俺に対して涙ながらにそう言ったリーネだったが、これは、


『親に虐げられている子供が、それでも親に縋ろうとする』


や、


『パートナーからのDVを受けている奴が、それでも依存を捨てられない』


といったものと同じ状態でしかないだろうな。それをひしひしと感じる。


だが同時に、


『首の皮一枚で繋がった』


と安心していいことじゃないと俺は思う。むしろ、


<最後通牒>


なんじゃないかな。ここで取り返せなかったら、未来永劫、俺はリーネを失うことになるだろう。たとえ俺の傍にいたとしても、彼女が俺を信頼することはなく、ただ打算によってのみ俺を利用するだけの関係になる予感しかない。
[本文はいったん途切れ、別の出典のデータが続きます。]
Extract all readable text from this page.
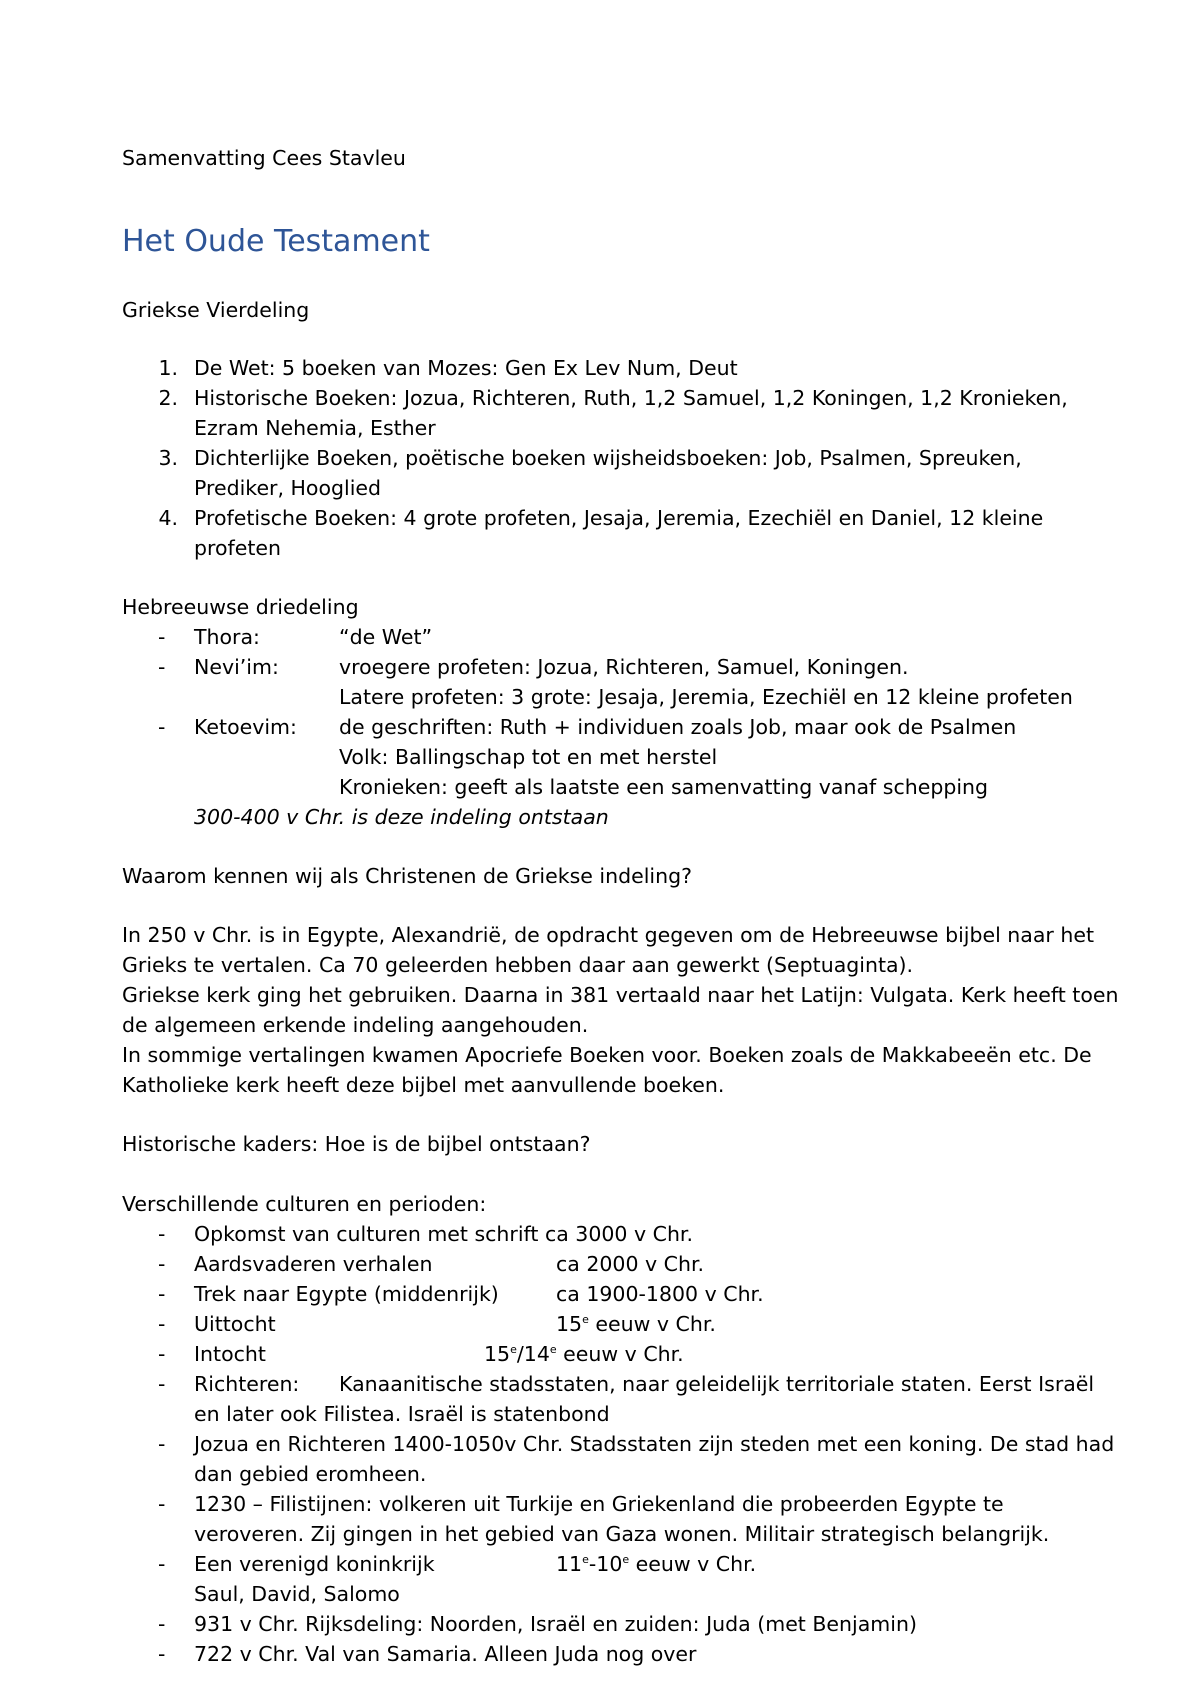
Samenvatting Cees Stavleu
Het Oude Testament
Griekse Vierdeling
1. De Wet: 5 boeken van Mozes: Gen Ex Lev Num, Deut
2. Historische Boeken: Jozua, Richteren, Ruth, 1,2 Samuel, 1,2 Koningen, 1,2 Kronieken,
Ezram Nehemia, Esther
3. Dichterlijke Boeken, poëtische boeken wijsheidsboeken: Job, Psalmen, Spreuken,
Prediker, Hooglied
4. Profetische Boeken: 4 grote profeten, Jesaja, Jeremia, Ezechiël en Daniel, 12 kleine
profeten
Hebreeuwse driedeling
- Thora:	“de Wet”
- Nevi’im:	vroegere profeten: Jozua, Richteren, Samuel, Koningen.
Latere profeten: 3 grote: Jesaja, Jeremia, Ezechiël en 12 kleine profeten
- Ketoevim: de geschriften: Ruth + individuen zoals Job, maar ook de Psalmen
Volk: Ballingschap tot en met herstel
Kronieken: geeft als laatste een samenvatting vanaf schepping
300-400 v Chr. is deze indeling ontstaan
Waarom kennen wij als Christenen de Griekse indeling?
In 250 v Chr. is in Egypte, Alexandrië, de opdracht gegeven om de Hebreeuwse bijbel naar het
Grieks te vertalen. Ca 70 geleerden hebben daar aan gewerkt (Septuaginta).
Griekse kerk ging het gebruiken. Daarna in 381 vertaald naar het Latijn: Vulgata. Kerk heeft toen
de algemeen erkende indeling aangehouden.
In sommige vertalingen kwamen Apocriefe Boeken voor. Boeken zoals de Makkabeeën etc. De
Katholieke kerk heeft deze bijbel met aanvullende boeken.
Historische kaders: Hoe is de bijbel ontstaan?
Verschillende culturen en perioden:
- Opkomst van culturen met schrift ca 3000 v Chr.
- Aardsvaderen verhalen	ca 2000 v Chr.
- Trek naar Egypte (middenrijk)	ca 1900-1800 v Chr.
- Uittocht	15e eeuw v Chr.
- Intocht	15e/14e eeuw v Chr.
- Richteren: Kanaanitische stadsstaten, naar geleidelijk territoriale staten. Eerst Israël
en later ook Filistea. Israël is statenbond
- Jozua en Richteren 1400-1050v Chr. Stadsstaten zijn steden met een koning. De stad had
dan gebied eromheen.
- 1230 – Filistijnen: volkeren uit Turkije en Griekenland die probeerden Egypte te
veroveren. Zij gingen in het gebied van Gaza wonen. Militair strategisch belangrijk.
- Een verenigd koninkrijk	11e-10e eeuw v Chr.
Saul, David, Salomo
- 931 v Chr. Rijksdeling: Noorden, Israël en zuiden: Juda (met Benjamin)
- 722 v Chr. Val van Samaria. Alleen Juda nog over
そんなのは、俺の望む<家族の姿>なんかじゃない。前世で女房が、俺が定年退職を迎えて退職金を手にするまで離婚を我慢したのと同じ心理だろうさ。


そう。俺は再び、


<後悔しかない人生>


を送る羽目になるということだ。


ああ、勘弁してもらいたい。


あんな最後は二度とごめんだ。だとすれば、そうならないように、また一から信頼関係を再構築するしかない。


幸い俺は、前世の記憶を持っていることで百年分の人生経験も持ち、その上でかつての自分自身を客観的に見ることでできるようになった。前世の俺の価値観に縋る必要もない。今の俺は阿久津安斗仁王あんとにおではなく、<アントニオ・アーク>なんだからな。


恐ろしく詳細な他人の伝記を熟読しすべて丸暗記しているようなもんだろう。内心まで赤裸々に綴った、<黒歴史の書>だ。


それを活かし、俺は<アントニオ・アーク>としての人生を生きるぞ! <二周目の人生>を生きるんだ!


なるべく平静を装いつつ内心ではそんな風に気合を入れ直し、俺は、リーネと共に家に戻った。トーイはまだ寝ている。あんまりなことがあったからな。その経験を脳が処理するために睡眠を必要としてるんだろう。


と、


「あ……ああ~! うああ~っ!」


不意にトーイが声を上げ、両手で宙を掻いた。悪夢を見ているんだ。リーネにもあったものだ。


だから俺は、


「トーイ、大丈夫だ。俺がついてる。何も怖くない……」


ベッドの脇に膝を着いて囁くように話し掛けた。手を握り、頭をそっと撫でる。


「……」


すると、トーイの表情が穏やかになり、静かになる。


「いい子だ……」


俺はトーイの頭を撫でながら、囁く。そんな俺の姿を、リーネも見ている。


彼女に見せるためにそうしたわけじゃないが、結局はこういう振る舞いの一つ一つが、彼女が俺という人間を解析するために必要な情報なんだろうな。